Abstract
Background: A rapid diagnosis or exclusion of pulmonary tuberculosis (pTB) in pTB suspects with negative acid-fast-bacilli (AFB) sputum smears is at times still challenging in clinical practice.
Methods: We compared in retrospect results of Xpert MTB/Rif (single sputum or BAL specimen) nucleic acid amplification with a Mycobacterium tuberculosis-specific bronchoalveolar-lavage (BAL) Elispot in suspects of pTB with negative AFB sputum smears at a TB referral center in Germany.
Results: In 96 suspects of pTB with negative AFB sputum smears admitted from 04/2010-10/2011 in our clinic, pTB was confirmed by culture in 10 cases and clinically suspected in 9 cases. Sensitivity, specificity, positive and negative likelihood ratio were 60%, 97%, 30, 0.41 for culture confirmed cases and 42.1%, 97%, 21.1, 0.59 for all TB patients for the Xpert MTB/Rif and 80%, 62.6%, 2.1, 0.32 for culture confirmed cases and 89.4%, 62.6%, 2.4, 0.17 for all TB patients for the M. tuberculosis specific BAL-Elispot. BAL-Elispot identified 10 out of 11 patients with pTB (including 3 out of 4 patients with culture confirmed TB) with a negative Xpert MTB/Rif test.

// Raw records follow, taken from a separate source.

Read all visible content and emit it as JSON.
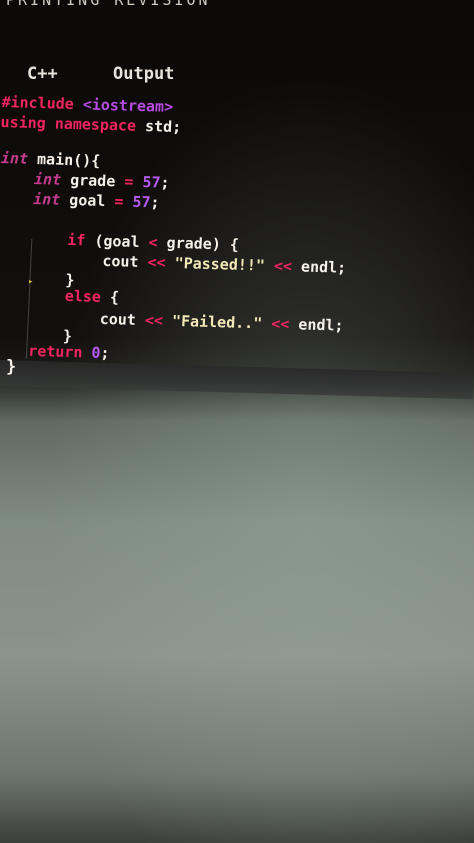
{
  "top_text": "PRINTING REVISION",
  "tabs": [
    {
      "label": "C++"
    },
    {
      "label": "Output"
    }
  ],
  "code": {
    "line1": {
      "directive": "#include",
      "header": "<iostream>"
    },
    "line2": {
      "kw1": "using",
      "kw2": "namespace",
      "name": "std",
      "end": ";"
    },
    "line3": {
      "type": "int",
      "name": "main",
      "rest": "(){"
    },
    "line4": {
      "type": "int",
      "name": "grade",
      "op": "=",
      "value": "57",
      "end": ";"
    },
    "line5": {
      "type": "int",
      "name": "goal",
      "op": "=",
      "value": "57",
      "end": ";"
    },
    "line6": {
      "kw": "if",
      "open": "(",
      "a": "goal",
      "op": "<",
      "b": "grade",
      "close": ") {"
    },
    "line7": {
      "fn": "cout",
      "op1": "<<",
      "str": "\"Passed!!\"",
      "op2": "<<",
      "endl": "endl",
      "end": ";"
    },
    "line8": {
      "brace": "}"
    },
    "line9": {
      "kw": "else",
      "brace": "{"
    },
    "line10": {
      "fn": "cout",
      "op1": "<<",
      "str": "\"Failed..\"",
      "op2": "<<",
      "endl": "endl",
      "end": ";"
    },
    "line11": {
      "brace": "}"
    },
    "line12": {
      "kw": "return",
      "value": "0",
      "end": ";"
    },
    "line13": {
      "brace": "}"
    }
  },
  "colors": {
    "keyword": "#f0245f",
    "number": "#b75af2",
    "string": "#f2e8b8",
    "identifier": "#f5f0e8",
    "header": "#b84bdf"
  }
}
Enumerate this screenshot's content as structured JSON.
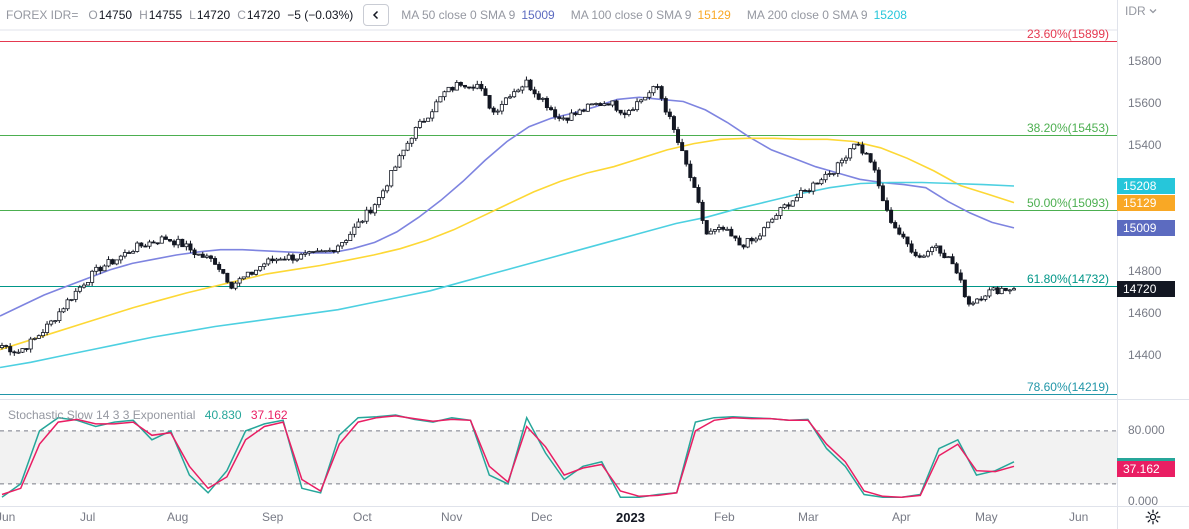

Conclusion: A positive result of a Xpert MTB/Rif test on a sputum or BAL specimen has a very high likelihood for the diagnosis of active TB, however the sensitivity is insufficient to rule out pTB with a negative test result. BAL-Elispot identifies the majority of TB cases in suspects of pTB with negative AFB sputum smears and negative Xpert MTB/Rif test but the specificity of the BAL-Elispot is suboptimal for a confirmed diagnosis.